On Wed, Jan 5, 2022 at 3:45 PM Jilayne Lovejoy jlovejoy@redhat.com wrote:
There were some license combinations (could be AND, OR, or WITH) that are on the "good" list but a different combination might need separate approval.
Off top of head, I think any L/GPL WITH [exception] would fall into the category of needing to be capture as the full license expression since the specific exception would need to be reviewed and approved and would be different text than another exception.
But for any combination of previously approved license for Fedora - e.g., "MIT OR GPL-2.0-only", "Apache-2.0 AND BSD-3-Clause" and so on - separate listings would not be necessary - agreed?
(and this concept needs to be documented... adding to the list of items to better document)
However, in many cases Fedora is ok with combining something with GPL-2.0-or-later with BSD-3-Clause using AND. The good list we've been working through has some of these expressions that are a license token and then a WITH qualifier. So this may be more about ensuring that a WITH clause isn't noted as approved without also requiring the main token.
See above. Also, as per SPDX License List expression syntax (found in an appendix to the SPDX spec), you have to have a valid license ID on the left side of the WITH operator and a valid exception ID on the right side (as one would expect)
In related internal work being done largely by Bryan Sutula and Russell Gelvin on certain Red Hat products, there's been an effort to review for approval exceptions (what SPDX would consider exceptions) identified mainly through ScanCode Toolkit. I believe a given exception text will be approved basically without regard to the license it is associated with. If you look at the current Fedora good list, the impression is that there are a small number of uses of exceptions out there used with particular licenses (I think in all cases, licenses in the GPL family). But as Bryan and Russell have been finding, the actual picture is much bigger and more complex. I am pretty sure I've seen cases where an exception normally used with GPL version 2 is used with LGPL version 2.x.
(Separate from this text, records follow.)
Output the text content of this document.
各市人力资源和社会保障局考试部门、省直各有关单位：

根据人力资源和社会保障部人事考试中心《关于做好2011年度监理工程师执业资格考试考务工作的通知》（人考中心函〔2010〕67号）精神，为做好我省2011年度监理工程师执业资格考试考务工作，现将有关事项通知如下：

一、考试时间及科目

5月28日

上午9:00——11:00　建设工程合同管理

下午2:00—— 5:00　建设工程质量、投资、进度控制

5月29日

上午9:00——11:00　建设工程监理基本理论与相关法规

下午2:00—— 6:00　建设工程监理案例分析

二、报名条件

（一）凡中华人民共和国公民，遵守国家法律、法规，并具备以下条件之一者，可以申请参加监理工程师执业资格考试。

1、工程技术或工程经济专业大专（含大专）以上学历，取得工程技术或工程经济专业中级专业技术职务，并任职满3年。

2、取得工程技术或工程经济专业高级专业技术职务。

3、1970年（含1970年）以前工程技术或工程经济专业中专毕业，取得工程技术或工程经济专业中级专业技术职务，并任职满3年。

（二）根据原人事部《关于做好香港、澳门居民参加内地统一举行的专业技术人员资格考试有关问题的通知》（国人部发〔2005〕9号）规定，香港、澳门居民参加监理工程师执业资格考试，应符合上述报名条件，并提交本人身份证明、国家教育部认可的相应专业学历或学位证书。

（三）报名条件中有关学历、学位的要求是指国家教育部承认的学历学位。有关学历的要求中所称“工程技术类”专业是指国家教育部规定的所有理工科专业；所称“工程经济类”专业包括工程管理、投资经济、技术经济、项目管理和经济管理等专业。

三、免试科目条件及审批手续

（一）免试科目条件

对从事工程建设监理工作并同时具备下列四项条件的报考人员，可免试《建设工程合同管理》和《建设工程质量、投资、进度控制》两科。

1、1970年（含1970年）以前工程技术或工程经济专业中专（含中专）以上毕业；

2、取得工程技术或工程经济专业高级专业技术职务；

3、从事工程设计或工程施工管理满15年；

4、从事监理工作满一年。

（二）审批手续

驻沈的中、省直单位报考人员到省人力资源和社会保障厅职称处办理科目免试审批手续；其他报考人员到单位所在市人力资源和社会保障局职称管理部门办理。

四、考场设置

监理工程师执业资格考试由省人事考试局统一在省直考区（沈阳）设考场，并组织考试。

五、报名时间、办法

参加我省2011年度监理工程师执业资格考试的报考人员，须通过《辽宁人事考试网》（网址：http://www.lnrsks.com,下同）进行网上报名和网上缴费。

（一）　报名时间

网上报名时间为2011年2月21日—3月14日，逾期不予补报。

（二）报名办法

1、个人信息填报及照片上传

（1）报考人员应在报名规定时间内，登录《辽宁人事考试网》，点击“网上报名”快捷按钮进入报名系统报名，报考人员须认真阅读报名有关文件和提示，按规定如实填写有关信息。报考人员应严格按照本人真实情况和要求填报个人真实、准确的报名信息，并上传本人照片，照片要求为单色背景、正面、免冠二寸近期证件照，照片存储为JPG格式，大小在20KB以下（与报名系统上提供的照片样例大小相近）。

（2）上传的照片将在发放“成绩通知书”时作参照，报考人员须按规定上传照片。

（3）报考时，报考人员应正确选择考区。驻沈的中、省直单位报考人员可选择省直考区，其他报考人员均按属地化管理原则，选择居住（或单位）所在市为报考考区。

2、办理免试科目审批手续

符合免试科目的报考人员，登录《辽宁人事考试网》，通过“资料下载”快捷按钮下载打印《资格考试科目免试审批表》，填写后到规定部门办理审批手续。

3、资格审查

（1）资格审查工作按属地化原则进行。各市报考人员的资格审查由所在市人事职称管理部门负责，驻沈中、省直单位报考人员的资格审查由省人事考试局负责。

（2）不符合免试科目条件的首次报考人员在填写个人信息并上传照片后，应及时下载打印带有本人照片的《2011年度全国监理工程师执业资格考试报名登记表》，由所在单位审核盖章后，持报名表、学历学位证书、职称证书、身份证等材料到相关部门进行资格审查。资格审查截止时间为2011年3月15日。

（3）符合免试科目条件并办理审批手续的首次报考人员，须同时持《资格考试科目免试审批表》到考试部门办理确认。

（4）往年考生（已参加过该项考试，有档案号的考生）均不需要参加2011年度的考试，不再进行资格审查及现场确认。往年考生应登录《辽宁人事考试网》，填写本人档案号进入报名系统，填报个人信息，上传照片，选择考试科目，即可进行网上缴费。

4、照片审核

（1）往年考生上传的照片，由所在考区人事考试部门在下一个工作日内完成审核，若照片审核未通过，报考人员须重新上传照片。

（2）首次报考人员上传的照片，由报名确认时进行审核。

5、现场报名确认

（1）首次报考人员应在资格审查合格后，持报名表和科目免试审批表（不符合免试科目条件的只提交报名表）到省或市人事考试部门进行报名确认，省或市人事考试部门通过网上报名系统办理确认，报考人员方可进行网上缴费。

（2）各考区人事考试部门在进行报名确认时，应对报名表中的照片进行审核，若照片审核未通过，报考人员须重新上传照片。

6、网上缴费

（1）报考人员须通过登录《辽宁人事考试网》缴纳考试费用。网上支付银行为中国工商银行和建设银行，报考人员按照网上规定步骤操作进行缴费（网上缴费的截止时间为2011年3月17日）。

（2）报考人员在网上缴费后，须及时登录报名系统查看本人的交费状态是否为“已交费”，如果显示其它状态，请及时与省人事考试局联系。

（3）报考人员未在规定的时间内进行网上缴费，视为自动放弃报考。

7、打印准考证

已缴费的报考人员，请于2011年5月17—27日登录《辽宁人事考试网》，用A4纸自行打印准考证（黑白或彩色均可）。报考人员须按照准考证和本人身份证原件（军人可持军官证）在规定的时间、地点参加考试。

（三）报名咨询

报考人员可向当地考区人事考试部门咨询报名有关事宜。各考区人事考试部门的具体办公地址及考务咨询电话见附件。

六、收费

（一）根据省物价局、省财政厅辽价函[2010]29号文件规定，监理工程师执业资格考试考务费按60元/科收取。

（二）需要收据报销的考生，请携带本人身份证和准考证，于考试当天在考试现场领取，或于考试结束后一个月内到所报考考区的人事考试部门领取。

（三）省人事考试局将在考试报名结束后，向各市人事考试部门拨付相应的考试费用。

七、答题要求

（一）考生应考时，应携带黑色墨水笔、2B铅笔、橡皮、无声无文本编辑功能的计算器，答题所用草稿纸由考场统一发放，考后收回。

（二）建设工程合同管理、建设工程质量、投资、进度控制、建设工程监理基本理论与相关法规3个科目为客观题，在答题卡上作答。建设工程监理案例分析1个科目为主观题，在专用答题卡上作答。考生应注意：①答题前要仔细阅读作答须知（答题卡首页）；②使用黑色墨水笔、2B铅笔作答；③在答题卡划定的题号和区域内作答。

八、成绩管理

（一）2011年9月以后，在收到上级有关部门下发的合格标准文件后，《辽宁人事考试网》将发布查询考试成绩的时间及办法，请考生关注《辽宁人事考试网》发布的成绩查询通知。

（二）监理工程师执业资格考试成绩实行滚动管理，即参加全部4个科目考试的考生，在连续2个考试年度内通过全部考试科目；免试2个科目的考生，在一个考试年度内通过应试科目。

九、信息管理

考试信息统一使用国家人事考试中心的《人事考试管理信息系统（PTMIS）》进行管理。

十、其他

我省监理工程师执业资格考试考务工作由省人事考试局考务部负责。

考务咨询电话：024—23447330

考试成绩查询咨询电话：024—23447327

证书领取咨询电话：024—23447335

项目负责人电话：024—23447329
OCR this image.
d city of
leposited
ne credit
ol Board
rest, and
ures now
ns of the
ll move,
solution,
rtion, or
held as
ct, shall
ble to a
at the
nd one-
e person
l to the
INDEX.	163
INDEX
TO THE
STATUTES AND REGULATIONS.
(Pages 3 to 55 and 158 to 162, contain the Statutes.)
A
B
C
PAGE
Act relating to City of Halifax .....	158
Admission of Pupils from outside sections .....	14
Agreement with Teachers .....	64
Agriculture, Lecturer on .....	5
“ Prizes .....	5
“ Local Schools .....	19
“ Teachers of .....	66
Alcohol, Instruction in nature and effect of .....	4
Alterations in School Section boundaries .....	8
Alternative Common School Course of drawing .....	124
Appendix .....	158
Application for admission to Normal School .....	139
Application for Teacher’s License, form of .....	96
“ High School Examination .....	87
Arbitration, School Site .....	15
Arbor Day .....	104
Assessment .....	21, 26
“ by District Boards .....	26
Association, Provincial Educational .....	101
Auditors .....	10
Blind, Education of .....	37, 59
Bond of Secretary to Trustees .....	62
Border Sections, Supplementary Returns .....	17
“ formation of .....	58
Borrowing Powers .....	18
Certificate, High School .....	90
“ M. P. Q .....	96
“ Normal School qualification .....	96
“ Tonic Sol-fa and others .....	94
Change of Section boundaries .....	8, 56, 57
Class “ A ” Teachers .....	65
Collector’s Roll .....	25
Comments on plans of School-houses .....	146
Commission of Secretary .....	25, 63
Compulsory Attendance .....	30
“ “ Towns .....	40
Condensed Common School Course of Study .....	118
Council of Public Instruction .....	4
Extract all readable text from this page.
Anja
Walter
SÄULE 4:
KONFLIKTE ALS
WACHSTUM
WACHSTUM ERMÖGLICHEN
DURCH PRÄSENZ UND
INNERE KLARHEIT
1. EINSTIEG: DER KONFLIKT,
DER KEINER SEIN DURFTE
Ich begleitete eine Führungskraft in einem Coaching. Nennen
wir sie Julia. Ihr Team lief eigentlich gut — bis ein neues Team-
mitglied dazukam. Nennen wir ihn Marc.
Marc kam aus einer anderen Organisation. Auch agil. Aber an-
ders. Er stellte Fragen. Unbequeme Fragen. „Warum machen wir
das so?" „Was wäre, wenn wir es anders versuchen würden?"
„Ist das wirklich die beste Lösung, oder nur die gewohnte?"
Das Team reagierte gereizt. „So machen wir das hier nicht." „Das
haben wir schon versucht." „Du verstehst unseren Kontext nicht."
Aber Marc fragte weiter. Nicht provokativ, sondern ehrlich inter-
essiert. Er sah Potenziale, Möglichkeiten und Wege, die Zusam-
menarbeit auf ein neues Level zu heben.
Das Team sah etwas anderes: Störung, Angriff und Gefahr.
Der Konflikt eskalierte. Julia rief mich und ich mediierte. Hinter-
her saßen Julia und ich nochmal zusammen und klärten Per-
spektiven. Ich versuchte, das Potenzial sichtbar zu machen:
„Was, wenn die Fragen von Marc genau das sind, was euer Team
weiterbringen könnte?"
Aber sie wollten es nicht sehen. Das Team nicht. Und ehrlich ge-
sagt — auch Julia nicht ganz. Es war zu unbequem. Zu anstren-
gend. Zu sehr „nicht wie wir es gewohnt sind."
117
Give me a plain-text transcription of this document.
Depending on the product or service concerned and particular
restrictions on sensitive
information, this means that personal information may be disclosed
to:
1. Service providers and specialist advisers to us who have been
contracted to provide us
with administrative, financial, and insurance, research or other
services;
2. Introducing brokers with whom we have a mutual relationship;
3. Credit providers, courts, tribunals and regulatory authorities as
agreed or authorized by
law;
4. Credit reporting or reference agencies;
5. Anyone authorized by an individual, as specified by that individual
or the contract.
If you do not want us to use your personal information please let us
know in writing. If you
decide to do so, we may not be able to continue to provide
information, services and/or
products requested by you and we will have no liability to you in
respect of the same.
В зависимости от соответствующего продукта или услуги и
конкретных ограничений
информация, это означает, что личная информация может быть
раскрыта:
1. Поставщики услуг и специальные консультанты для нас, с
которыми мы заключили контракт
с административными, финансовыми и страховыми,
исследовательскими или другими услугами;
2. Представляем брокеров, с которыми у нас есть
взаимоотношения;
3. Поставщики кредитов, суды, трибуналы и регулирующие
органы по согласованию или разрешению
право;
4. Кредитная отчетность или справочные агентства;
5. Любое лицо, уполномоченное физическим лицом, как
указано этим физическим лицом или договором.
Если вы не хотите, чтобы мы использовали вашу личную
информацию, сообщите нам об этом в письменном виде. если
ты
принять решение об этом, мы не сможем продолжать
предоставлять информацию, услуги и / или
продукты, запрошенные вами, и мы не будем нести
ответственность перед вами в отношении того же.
This reminds me that not too long ago I suggested that Fedora abandon any effort to note the existence of (permissive) exceptions in license tags, as being too much work for dubious gain beyond classification for the sake of classification. But the anticipated switch to SPDX identifiers raises the issue of what the license tag is actually *for*, and how much detail or specificity it ought to embody, since SPDX identifiers permit and in a sense encourage a relatively high level of detail of license description. That's a whole other topic but something I think has to be addressed as well. We might be assuming now that license tags ought to have as much detail as possible (something akin to a human review of the output of a scanner like ScanCode Toolkit on the files in a source tarball, with only limited processing); this isn't the approach consistently taken by Fedora packagers today.